Based on the plot above, it does appear the the data for female height does seem to follow a nearly normal distribution
qqnorm(fdims$hgt)
qqline(fdims$hgt)
sim_norm <- rnorm(n = length(fdims$hgt), mean = fhgtmean, sd = fhgtsd)
Make a normal probability plot of sim_norm. Do all of the points fall on the line? How does this plot compare to the probability plot for the real data?
sim_norm <- rnorm(n = length(fdims$hgt), mean = fhgtmean, sd = fhgtsd)
qqnorm(sim_norm)
qqline(sim_norm)
Most of the points fall on the line. There are a few points near the beginning and end of the plot that are not on the line.Compared to the probablility plot of the real data, the simulated data is more linear. This might be due to some deviations or points in the data set that do not follow the trend.
qqnormsim(fdims$hgt)
Does the normal probability plot for fdims$hgt look similar to the plots created for the simulated data? That is, do plots provide evidence that the female heights are nearly normal?

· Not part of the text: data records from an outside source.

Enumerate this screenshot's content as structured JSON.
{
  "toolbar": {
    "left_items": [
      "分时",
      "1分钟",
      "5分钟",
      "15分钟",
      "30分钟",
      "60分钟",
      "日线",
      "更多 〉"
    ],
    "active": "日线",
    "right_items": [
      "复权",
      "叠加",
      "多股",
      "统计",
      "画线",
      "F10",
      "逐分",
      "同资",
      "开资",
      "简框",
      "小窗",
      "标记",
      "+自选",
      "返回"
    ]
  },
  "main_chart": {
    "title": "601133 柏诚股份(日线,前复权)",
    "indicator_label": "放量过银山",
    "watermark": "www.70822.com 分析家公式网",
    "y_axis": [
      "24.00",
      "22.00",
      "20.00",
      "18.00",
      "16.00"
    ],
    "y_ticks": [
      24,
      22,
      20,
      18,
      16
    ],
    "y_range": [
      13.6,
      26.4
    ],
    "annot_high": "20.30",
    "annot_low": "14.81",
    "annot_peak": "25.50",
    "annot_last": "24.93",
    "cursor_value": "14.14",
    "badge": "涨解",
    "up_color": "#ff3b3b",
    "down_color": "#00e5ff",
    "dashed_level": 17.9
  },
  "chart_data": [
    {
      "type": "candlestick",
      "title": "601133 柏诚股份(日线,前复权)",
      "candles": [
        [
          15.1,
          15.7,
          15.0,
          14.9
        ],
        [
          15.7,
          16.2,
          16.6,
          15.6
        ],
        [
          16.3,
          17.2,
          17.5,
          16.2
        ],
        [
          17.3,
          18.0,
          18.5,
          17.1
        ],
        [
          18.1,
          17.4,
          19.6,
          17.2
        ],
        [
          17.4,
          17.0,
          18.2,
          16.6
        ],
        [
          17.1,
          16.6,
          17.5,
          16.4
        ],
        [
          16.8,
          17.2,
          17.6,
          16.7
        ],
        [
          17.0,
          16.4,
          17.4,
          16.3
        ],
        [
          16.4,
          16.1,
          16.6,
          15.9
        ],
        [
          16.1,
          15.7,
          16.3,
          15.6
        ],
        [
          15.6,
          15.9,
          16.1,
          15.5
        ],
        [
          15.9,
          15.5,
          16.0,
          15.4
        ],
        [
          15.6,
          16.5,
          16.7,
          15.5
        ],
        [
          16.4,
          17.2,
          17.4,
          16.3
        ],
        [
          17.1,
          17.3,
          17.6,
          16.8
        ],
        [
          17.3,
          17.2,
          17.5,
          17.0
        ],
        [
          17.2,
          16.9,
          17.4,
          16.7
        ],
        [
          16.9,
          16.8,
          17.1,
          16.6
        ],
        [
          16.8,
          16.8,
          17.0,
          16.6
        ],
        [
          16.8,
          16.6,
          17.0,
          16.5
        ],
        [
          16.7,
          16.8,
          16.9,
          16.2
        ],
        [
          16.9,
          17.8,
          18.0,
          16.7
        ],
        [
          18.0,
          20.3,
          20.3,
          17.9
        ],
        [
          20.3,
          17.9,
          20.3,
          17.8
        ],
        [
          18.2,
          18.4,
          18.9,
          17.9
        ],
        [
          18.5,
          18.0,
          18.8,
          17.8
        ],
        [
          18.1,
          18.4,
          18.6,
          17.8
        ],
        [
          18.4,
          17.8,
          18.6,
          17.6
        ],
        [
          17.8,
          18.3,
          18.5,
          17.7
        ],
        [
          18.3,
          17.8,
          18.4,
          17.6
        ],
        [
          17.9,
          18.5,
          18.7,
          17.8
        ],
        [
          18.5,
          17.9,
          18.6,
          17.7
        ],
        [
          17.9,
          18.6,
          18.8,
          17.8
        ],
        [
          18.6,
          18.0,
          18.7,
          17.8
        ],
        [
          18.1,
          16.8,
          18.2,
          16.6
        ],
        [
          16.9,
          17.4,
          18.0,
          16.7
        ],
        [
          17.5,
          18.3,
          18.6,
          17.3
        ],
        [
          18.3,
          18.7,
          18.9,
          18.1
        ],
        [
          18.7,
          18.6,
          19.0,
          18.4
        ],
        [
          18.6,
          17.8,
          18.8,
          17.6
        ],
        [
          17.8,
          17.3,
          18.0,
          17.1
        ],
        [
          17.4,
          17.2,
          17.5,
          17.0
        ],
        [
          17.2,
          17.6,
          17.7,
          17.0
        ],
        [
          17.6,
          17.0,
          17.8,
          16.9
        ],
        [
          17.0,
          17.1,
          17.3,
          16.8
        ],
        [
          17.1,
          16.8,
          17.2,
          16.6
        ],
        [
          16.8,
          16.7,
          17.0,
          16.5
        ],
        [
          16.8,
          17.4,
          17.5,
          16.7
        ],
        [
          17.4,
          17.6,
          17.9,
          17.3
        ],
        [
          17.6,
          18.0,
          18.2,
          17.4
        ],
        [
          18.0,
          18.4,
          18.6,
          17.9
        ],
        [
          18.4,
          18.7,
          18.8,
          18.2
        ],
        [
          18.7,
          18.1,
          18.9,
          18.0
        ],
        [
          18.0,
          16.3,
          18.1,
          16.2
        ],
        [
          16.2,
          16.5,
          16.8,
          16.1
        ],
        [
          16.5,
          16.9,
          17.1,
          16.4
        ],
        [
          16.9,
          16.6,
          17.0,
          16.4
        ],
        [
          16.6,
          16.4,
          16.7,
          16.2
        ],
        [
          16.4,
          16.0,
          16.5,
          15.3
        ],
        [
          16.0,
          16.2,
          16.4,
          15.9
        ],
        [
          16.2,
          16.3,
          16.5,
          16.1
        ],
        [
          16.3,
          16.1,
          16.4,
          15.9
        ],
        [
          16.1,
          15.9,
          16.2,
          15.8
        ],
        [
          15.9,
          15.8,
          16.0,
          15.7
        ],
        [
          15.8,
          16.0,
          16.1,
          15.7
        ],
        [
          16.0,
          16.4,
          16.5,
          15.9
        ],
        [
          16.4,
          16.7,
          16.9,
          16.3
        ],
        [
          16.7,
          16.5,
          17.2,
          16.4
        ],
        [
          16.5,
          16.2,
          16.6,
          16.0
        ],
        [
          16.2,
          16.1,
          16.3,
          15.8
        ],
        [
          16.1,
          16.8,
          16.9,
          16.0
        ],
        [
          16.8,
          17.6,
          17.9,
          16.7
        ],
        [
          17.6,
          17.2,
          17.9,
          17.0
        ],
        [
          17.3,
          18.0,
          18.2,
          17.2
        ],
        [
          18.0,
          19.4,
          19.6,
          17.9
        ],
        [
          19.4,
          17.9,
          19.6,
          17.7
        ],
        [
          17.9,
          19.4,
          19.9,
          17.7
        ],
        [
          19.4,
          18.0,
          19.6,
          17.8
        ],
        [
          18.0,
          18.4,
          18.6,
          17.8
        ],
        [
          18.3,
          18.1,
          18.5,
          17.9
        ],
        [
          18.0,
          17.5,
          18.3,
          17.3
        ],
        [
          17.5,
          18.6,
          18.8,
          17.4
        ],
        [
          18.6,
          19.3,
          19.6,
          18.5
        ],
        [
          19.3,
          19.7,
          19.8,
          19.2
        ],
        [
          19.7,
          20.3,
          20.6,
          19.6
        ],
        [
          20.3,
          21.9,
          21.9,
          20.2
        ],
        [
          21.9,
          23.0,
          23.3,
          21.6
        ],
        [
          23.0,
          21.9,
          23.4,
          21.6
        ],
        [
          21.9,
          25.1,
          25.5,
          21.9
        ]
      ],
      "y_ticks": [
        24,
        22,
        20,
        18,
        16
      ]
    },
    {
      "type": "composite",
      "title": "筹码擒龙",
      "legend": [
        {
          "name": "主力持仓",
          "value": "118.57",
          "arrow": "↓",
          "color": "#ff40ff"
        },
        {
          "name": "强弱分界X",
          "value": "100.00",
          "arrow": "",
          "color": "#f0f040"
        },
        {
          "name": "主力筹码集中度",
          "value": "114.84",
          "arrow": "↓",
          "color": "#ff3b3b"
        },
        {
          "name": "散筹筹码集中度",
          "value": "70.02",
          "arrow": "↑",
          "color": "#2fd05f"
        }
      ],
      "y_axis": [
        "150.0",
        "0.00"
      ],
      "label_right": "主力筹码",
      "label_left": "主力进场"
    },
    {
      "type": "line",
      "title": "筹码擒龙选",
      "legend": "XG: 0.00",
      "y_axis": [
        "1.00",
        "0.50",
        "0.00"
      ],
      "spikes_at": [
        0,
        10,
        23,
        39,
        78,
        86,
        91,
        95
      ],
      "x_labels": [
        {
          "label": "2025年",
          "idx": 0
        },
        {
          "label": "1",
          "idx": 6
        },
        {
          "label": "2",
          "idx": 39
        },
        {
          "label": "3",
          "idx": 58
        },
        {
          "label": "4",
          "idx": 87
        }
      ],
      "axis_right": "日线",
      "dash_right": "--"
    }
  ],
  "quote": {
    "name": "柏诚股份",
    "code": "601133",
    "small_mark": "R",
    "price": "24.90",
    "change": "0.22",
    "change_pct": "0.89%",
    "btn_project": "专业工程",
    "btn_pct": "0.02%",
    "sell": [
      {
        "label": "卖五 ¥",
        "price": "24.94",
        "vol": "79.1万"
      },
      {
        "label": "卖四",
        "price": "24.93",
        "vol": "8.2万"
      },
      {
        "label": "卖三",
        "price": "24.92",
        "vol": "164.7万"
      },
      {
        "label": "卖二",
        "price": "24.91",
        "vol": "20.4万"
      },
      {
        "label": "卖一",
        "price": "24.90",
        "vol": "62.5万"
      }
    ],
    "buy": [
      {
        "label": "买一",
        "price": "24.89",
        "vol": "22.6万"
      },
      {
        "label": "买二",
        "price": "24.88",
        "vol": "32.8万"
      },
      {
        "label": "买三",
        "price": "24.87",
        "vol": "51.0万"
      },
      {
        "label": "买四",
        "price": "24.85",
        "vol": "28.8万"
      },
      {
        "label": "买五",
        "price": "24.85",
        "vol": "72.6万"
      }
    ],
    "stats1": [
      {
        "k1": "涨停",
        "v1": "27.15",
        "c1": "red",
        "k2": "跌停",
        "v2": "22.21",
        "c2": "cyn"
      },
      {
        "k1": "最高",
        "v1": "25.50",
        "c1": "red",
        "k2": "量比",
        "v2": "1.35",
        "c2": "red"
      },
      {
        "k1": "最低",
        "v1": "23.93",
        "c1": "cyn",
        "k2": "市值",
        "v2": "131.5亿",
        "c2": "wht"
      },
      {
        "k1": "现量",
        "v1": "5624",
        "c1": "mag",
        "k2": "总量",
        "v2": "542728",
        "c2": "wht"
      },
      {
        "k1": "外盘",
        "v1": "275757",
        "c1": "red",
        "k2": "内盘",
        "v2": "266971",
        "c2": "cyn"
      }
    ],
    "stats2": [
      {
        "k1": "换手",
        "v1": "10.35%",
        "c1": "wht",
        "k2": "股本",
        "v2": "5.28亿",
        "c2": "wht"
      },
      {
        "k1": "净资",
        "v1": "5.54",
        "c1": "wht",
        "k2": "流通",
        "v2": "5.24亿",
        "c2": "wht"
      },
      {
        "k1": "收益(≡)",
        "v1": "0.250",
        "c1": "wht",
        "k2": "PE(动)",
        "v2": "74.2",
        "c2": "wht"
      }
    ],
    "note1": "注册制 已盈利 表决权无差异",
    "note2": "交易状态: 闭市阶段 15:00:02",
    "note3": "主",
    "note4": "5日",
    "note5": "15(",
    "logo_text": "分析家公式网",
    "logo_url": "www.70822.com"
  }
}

The simulated plots do provide evidence that the female heights are nearly normal because the simularted data resembles the probability plot for female height dimensions. For the most part, both the simulated plots and the one based on our female data, show that most points fall on the line except for a few near the beginning and end.
qqnorm(fdims$wgt)
qqline(fdims$wgt)
Using the same technique, determine whether or not female weights appear to come from a normal distribution.
qqnormsim(fdims$wgt)
I would say that the female weight distribution is not normal.Looking at the probability plot for female weight, you can see that the tails do not falll on the line, especially the right tail. The female plot seems to have a distribution that is right skewed. Also when compared to the simulated plots, our actual data points are less linear than the simulations.
fwgtmean<-mean(fdims$wgt)
fwgtsd<-sd(fdims$wgt)
Write out two probability questions that you would like to answer; one regarding female heights and one regarding female weights. Calculate the those probabilities using both the theoretical normal distribution as well as the empirical distribution (four probabilities in all). Which variable, height or weight, had a closer agreement between the two methods?
pnorm(150,fhgtmean, fhgtsd)
## [1] 0.01152955
pnorm(150,fwgtmean, fwgtsd)
## [1] 1
pnorm(178,fhgtmean,fhgtsd)-pnorm(165,fhgtmean,fhgtsd)
## [1] 0.4697822
pnorm(178,fwgtmean,fwgtsd)-pnorm(165,fwgtmean,fwgtsd)
## [1] 0
The probability that the female height is 150 or less is .0115 and the probability that female height is between 165 and 178 is 0.4698.